Lettings Others Help

Categories: anxiety, friends, self-esteem, food, relationships

Date: 11 February 2010 04:23:10

Had a wonderful dinner last night with two friends who are fine cooks at their place: a most wonderful salad with vermicelli and some mighty delicious salmon fish cakes. Finished off with a baked ricotta cake and a lovely cup of tea. I also had my first taste of cider which was not unpleasant. It was great to see them and catch up, and just talk about things as well.

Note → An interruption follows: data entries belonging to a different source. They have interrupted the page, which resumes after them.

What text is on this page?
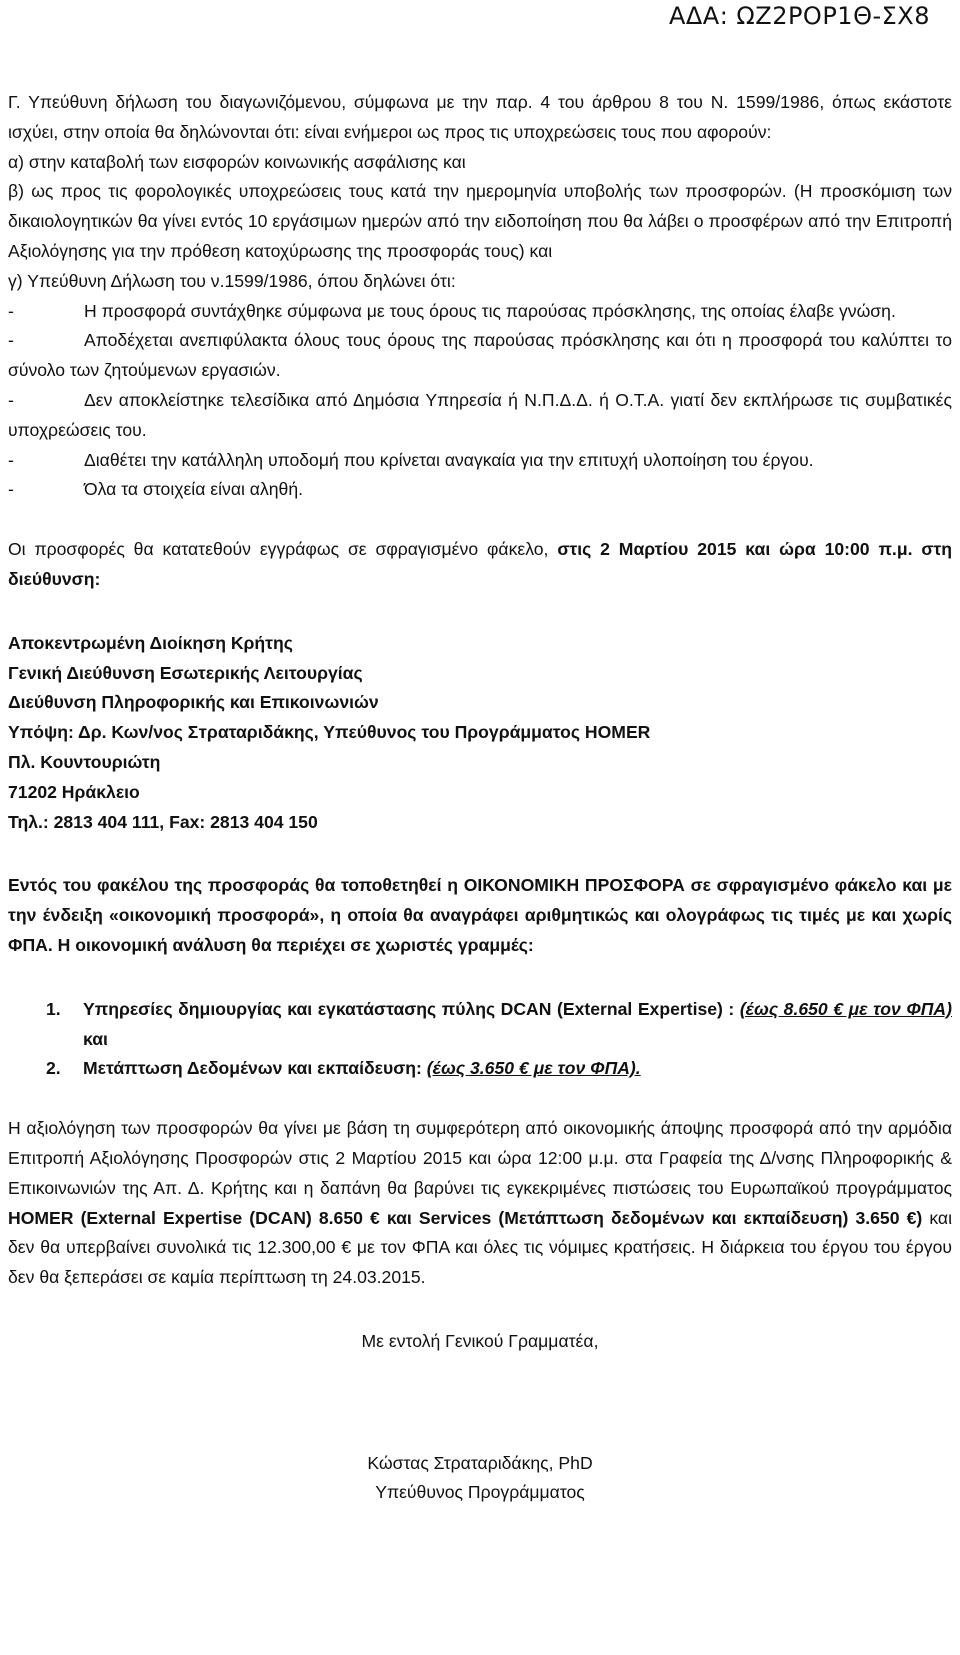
ΑΔΑ: ΩΖ2ΡΟΡ1Θ-ΣΧ8

Γ. Υπεύθυνη δήλωση του διαγωνιζόμενου, σύμφωνα με την παρ. 4 του άρθρου 8 του Ν. 1599/1986, όπως εκάστοτε ισχύει, στην οποία θα δηλώνονται ότι: είναι ενήμεροι ως προς τις υποχρεώσεις τους που αφορούν:

α) στην καταβολή των εισφορών κοινωνικής ασφάλισης και

β) ως προς τις φορολογικές υποχρεώσεις τους κατά την ημερομηνία υποβολής των προσφορών. (Η προσκόμιση των δικαιολογητικών θα γίνει εντός 10 εργάσιμων ημερών από την ειδοποίηση που θα λάβει ο προσφέρων από την Επιτροπή Αξιολόγησης για την πρόθεση κατοχύρωσης της προσφοράς τους) και

γ) Υπεύθυνη Δήλωση του ν.1599/1986, όπου δηλώνει ότι:

-	Η προσφορά συντάχθηκε σύμφωνα με τους όρους τις παρούσας πρόσκλησης, της οποίας έλαβε γνώση.

-	Αποδέχεται ανεπιφύλακτα όλους τους όρους της παρούσας πρόσκλησης και ότι η προσφορά του καλύπτει το σύνολο των ζητούμενων εργασιών.

-	Δεν αποκλείστηκε τελεσίδικα από Δημόσια Υπηρεσία ή Ν.Π.Δ.Δ. ή Ο.Τ.Α. γιατί δεν εκπλήρωσε τις συμβατικές υποχρεώσεις του.

-	Διαθέτει την κατάλληλη υποδομή που κρίνεται αναγκαία για την επιτυχή υλοποίηση του έργου.

-	Όλα τα στοιχεία είναι αληθή.

Οι προσφορές θα κατατεθούν εγγράφως σε σφραγισμένο φάκελο, στις 2 Μαρτίου 2015 και ώρα 10:00 π.μ. στη διεύθυνση:

Αποκεντρωμένη Διοίκηση Κρήτης

Γενική Διεύθυνση Εσωτερικής Λειτουργίας

Διεύθυνση Πληροφορικής και Επικοινωνιών

Υπόψη: Δρ. Κων/νος Σтραταριδάκης, Υπεύθυνος του Προγράμματος HOMER

Πλ. Κουντουριώτη

71202 Ηράκλειο

Τηλ.: 2813 404 111, Fax: 2813 404 150

Εντός του φακέλου της προσφοράς θα τοποθετηθεί η ΟΙΚΟΝΟΜΙΚΗ ΠΡΟΣΦΟΡΑ σε σφραγισμένο φάκελο και με την ένδειξη «οικονομική προσφορά», η οποία θα αναγράφει αριθμητικώς και ολογράφως τις τιμές με και χωρίς ΦΠΑ. Η οικονομική ανάλυση θα περιέχει σε χωριστές γραμμές:

1. Υπηρεσίες δημιουργίας και εγκατάστασης πύλης DCAN (External Expertise) : (έως 8.650 € με τον ΦΠΑ) και
2. Μετάπτωση Δεδομένων και εκπαίδευση: (έως 3.650 € με τον ΦΠΑ).

Η αξιολόγηση των προσφορών θα γίνει με βάση τη συμφερότερη από οικονομικής άποψης προσφορά από την αρμόδια Επιτροπή Αξιολόγησης Προσφορών στις 2 Μαρτίου 2015 και ώρα 12:00 μ.μ. στα Γραφεία της Δ/νσης Πληροφορικής & Επικοινωνιών της Απ. Δ. Κρήτης και η δαπάνη θα βαρύνει τις εγκεκριμένες πιστώσεις του Ευρωπαϊκού προγράμματος HOMER (External Expertise (DCAN) 8.650 € και Services (Μετάπτωση δεδομένων και εκπαίδευση) 3.650 €) και δεν θα υπερβαίνει συνολικά τις 12.300,00 € με τον ΦΠΑ και όλες τις νόμιμες κρατήσεις. Η διάρκεια του έργου του έργου δεν θα ξεπεράσει σε καμία περίπτωση τη 24.03.2015.

Με εντολή Γενικού Γραμματέα,

Κώστας Στραταριδάκης, PhD

Υπεύθυνος Προγράμματος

As fearful as it is, I am finding I can, and in some sense need to, trust in people and ask for help when I am struggling. For the results can be so wonderful. Yudhie posts wonderfully here on allowing others to love and care for us; as he writes:

... It is not easy for me, either because of my shyness or even may be of my pride to ask my friends, "I need your help..." Rather I would prefer to do it alone and start being sad when I couldn't understand. Many times in my sinfulness, I like to 'help' others because that would make me feel worthy instead of revealing my struggle and to trust other to help and love me too.

...

For it is not only that we should love others, but that we should permit others to love us.

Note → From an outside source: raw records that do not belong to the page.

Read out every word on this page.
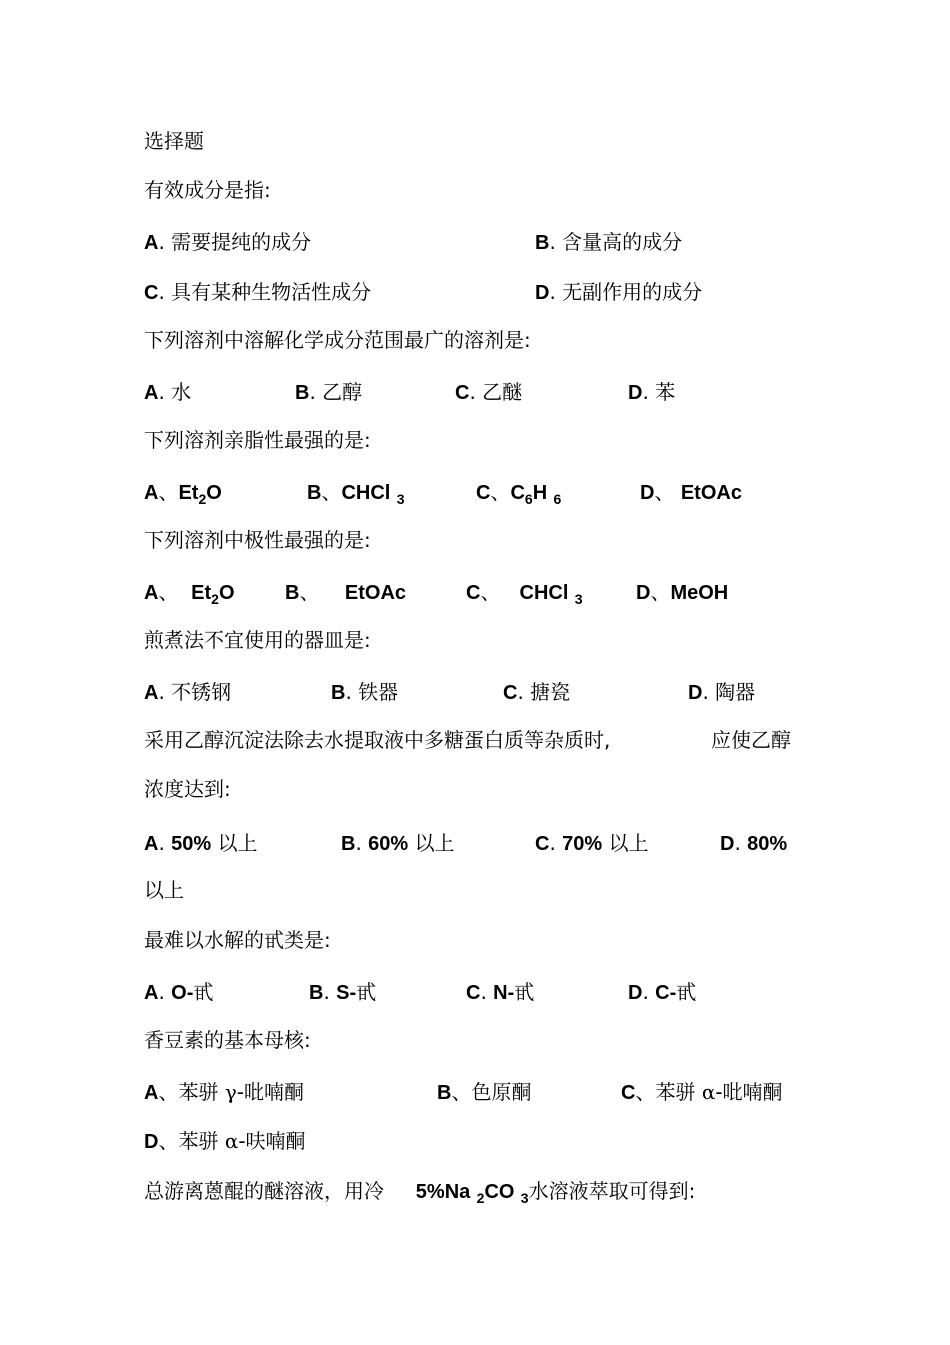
选择题
有效成分是指:
A. 需要提纯的成分	B. 含量高的成分
C. 具有某种生物活性成分	D. 无副作用的成分
下列溶剂中溶解化学成分范围最广的溶剂是:
A. 水	B. 乙醇	C. 乙醚	D. 苯
下列溶剂亲脂性最强的是:
A、$Et_2O$	B、CHCl $_3$	C、$C_6H$ $_6$	D、 EtOAc
下列溶剂中极性最强的是:
A、 $Et_2O$	B、 EtOAc	C、 CHCl $_3$	D、MeOH
煎煮法不宜使用的器皿是:
A. 不锈钢	B. 铁器	C. 搪瓷	D. 陶器
采用乙醇沉淀法除去水提取液中多糖蛋白质等杂质时,	应使乙醇
浓度达到:
A. 50% 以上	B. 60% 以上	C. 70% 以上	D. 80%
以上
最难以水解的甙类是:
A. O-甙	B. S-甙	C. N-甙	D. C-甙
香豆素的基本母核:
A、苯骈 γ-吡喃酮	B、色原酮	C、苯骈 α-吡喃酮
D、苯骈 α-呋喃酮
总游离蒽醌的醚溶液，用冷 5%Na $_2$CO $_3$水溶液萃取可得到:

Words that strike me because I see myself in them; I am scared often to ask for help, and I would much prefer to help others to give me some sense of worth than allow others to help me.

Of course, some measure of consideration comes into this; there are people I can turn to and there are others I cannot. A big issue with me last year was that I blurred these boundaries rather dramatically at work, and where I revealed far more to some people, one person in particular, than I now wish I had. But what is done is done. There are still struggles, with that one person in particular, due to feelings I am finding hard to control -- or even understand. A sense of powerlessness grips me, and all I want to do is run. Run as far away as I can. As I cannot, I switch to a mode where I withdraw. Which then leads to thoughts and even actions which are probably not helpful: by withdrawing I am not dealing with it. But at the same time perhaps I am not ready to deal with it as yet. A strange place to be.

By your prayers, which I humbly ask for, I pray some sense can come into all of this. There are good moments, and successes, as I blog about each week -- seeing the positives. But it is still a darn hard road to travel.